Flash! For a website by the TA's devoted to the final contest in 1999, click here!

This new course was taught for the first time at CMU in autumn 1997. The course covers all aspects of mobile robotics, starting at low-level PID control and behavioral control and graduating all the way to robot team communication and interleaving planning and execution.

The class presents a strong formal approach and will apply those formalisms to real robots that you program in teams. We will use eight Nomad Scout robots that have been augmented with the CMUcam vision system. This course is for any undergraduate or graduate who has working knowledge of at least one programming language and has general intellectual enthusiasm. This class, which is limited enrollment, will challenge you.

Want to see a really nice rendering of what your robot will be doing? Check out this animation!

To read an article on the First Annual Contest, 1997, click here.


761: Introduction to Mobile Robots
Introduction to Mobile Robots is a qualifier class for the Robotics PhD program. I started teaching the course in the Spring of 1998. It presents a broad survey of mobile robotics and relevant issues. We use my textbook-in-progress and read papers. On the side, you will also build some simple robots, as long as the appropriate funding is available.

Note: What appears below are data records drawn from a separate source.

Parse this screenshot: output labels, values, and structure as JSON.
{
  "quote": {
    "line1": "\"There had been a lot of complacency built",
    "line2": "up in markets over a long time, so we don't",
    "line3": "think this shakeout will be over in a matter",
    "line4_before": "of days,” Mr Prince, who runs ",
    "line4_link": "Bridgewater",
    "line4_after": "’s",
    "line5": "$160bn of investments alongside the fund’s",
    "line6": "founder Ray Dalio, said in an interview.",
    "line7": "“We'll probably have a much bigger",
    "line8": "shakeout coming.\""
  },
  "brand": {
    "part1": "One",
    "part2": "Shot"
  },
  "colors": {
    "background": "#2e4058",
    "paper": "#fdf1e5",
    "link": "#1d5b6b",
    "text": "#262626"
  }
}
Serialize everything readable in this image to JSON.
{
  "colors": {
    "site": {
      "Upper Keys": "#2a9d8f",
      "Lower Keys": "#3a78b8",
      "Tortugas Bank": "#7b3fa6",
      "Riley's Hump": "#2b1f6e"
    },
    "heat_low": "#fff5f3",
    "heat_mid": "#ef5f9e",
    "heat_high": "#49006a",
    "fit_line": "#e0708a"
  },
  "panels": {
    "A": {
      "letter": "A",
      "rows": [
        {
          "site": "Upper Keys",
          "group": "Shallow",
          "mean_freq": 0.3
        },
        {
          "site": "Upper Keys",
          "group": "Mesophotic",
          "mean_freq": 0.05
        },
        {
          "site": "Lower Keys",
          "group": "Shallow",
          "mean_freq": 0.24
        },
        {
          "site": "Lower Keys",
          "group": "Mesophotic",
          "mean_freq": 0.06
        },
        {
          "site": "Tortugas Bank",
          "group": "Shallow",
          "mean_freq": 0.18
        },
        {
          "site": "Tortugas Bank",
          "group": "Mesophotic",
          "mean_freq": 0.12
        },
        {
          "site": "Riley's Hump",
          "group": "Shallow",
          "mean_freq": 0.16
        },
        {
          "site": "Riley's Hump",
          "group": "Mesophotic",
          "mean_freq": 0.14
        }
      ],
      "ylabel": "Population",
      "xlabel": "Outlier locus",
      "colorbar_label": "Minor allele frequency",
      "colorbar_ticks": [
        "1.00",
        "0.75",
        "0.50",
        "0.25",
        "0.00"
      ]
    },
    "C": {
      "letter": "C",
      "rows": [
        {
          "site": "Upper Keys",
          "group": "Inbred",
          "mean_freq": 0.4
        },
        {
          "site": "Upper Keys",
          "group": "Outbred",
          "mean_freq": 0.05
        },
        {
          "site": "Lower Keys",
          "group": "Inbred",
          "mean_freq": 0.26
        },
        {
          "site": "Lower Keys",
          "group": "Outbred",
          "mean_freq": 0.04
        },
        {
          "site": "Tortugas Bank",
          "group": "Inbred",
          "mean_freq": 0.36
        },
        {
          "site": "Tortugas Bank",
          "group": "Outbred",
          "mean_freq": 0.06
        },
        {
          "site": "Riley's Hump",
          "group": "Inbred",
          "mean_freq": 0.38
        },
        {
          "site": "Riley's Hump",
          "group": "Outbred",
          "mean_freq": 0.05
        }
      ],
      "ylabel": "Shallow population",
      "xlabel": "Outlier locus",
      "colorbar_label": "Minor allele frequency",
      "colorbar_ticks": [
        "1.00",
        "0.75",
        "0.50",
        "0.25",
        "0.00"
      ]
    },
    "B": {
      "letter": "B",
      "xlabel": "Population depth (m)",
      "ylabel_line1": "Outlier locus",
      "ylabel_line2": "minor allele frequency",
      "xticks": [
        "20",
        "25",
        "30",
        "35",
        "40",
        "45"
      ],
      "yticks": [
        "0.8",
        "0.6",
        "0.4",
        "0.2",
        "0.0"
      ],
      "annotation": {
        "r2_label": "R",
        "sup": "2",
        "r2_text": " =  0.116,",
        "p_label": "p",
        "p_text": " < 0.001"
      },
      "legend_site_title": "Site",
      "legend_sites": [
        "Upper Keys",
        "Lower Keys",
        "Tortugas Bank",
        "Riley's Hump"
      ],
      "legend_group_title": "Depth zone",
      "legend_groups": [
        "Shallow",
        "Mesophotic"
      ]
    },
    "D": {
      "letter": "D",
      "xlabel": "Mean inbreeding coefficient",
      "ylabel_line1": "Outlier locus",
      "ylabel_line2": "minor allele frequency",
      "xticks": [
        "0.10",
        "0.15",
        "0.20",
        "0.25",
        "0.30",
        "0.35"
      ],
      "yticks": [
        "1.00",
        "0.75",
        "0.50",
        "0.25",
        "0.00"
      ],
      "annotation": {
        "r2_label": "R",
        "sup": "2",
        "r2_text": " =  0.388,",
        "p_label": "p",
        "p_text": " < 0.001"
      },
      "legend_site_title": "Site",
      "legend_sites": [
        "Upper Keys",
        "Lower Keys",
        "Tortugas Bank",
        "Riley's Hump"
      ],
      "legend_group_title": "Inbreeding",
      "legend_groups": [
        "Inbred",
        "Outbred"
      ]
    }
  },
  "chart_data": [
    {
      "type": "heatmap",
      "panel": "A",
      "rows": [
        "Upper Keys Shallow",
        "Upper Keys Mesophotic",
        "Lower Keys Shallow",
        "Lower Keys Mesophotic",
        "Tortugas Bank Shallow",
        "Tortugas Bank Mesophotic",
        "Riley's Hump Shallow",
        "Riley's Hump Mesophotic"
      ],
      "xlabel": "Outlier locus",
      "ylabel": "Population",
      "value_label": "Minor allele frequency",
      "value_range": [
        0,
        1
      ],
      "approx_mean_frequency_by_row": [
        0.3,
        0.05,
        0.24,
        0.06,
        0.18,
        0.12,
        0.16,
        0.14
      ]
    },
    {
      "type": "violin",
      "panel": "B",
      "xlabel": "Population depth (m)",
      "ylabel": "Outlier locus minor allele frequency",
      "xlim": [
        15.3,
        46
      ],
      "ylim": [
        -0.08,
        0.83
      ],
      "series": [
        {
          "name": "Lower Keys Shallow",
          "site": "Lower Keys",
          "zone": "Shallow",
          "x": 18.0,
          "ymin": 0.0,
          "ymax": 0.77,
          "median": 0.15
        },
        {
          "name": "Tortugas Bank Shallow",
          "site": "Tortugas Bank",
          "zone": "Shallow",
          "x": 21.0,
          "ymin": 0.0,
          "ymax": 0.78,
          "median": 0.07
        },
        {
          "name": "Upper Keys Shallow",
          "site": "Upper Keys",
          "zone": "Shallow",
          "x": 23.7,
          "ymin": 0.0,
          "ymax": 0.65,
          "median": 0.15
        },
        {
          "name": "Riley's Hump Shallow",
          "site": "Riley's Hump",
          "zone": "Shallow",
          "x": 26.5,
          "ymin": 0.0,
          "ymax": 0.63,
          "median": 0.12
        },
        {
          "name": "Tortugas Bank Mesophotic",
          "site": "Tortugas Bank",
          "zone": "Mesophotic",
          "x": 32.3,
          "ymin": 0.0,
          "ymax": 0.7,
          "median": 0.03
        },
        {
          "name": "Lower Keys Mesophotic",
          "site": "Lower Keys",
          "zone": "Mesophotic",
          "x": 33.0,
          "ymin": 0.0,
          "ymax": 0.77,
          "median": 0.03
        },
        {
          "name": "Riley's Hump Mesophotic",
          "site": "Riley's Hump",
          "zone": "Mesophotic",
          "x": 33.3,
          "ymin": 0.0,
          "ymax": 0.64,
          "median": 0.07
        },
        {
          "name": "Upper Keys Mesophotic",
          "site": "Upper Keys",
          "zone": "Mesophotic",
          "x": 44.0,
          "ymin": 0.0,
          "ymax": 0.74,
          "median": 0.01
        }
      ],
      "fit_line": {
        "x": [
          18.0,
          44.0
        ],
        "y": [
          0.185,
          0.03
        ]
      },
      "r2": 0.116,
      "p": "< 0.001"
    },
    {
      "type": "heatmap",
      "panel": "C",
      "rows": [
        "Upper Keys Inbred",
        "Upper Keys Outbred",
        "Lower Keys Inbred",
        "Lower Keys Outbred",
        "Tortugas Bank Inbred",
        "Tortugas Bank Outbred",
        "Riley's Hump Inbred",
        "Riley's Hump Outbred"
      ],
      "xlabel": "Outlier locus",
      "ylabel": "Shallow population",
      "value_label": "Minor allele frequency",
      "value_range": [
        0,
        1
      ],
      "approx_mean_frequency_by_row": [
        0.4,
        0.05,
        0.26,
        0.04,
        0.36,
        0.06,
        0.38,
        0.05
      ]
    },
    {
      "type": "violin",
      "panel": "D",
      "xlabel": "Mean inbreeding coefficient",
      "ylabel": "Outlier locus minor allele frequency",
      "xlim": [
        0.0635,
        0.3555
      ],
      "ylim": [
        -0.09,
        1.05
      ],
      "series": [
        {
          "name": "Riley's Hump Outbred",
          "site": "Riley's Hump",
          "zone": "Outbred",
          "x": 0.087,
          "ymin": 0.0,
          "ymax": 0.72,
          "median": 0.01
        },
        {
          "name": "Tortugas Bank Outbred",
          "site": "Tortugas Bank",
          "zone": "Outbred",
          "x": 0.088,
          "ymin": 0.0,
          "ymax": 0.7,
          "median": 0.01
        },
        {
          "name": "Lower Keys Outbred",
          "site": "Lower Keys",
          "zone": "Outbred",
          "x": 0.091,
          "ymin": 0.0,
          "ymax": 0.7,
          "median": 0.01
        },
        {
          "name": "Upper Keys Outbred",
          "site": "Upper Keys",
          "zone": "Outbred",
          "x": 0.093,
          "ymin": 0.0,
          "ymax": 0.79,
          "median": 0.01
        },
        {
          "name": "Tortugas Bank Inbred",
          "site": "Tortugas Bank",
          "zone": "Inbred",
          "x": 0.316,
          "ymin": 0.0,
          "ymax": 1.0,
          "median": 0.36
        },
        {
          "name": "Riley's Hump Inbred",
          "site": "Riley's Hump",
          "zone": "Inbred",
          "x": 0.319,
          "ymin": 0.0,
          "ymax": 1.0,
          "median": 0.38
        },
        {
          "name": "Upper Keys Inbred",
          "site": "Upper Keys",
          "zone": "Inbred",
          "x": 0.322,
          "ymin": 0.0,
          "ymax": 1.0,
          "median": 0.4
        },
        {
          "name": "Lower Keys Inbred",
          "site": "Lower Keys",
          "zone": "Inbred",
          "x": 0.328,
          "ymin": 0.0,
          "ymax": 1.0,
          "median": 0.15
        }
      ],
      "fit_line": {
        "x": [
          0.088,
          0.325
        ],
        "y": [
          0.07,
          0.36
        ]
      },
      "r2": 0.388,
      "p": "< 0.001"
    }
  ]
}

CS 224 at Stanford University
CS 224: Introduction to Mobile Robot Programming Laboratory is the original introductory robotics course that I designed along with Professor Michael Genesereth at Stanford University in 1993. This class founded the Annual Robot Contest at Stanford, in which graduates of CS 224 competed in a two-on-two robot team contest. The robots searched a partially specified mazeworld in search of gold balloons that they collected and returned to the Mother Ship. The picture below shows Team Loki engaging one of their team robots. The robots are Nomad 150 robots from Nomadic Technologies, Inc., with Powerbook 170's acting as the controllers. The class used Macintosh Common Lisp as the development environment.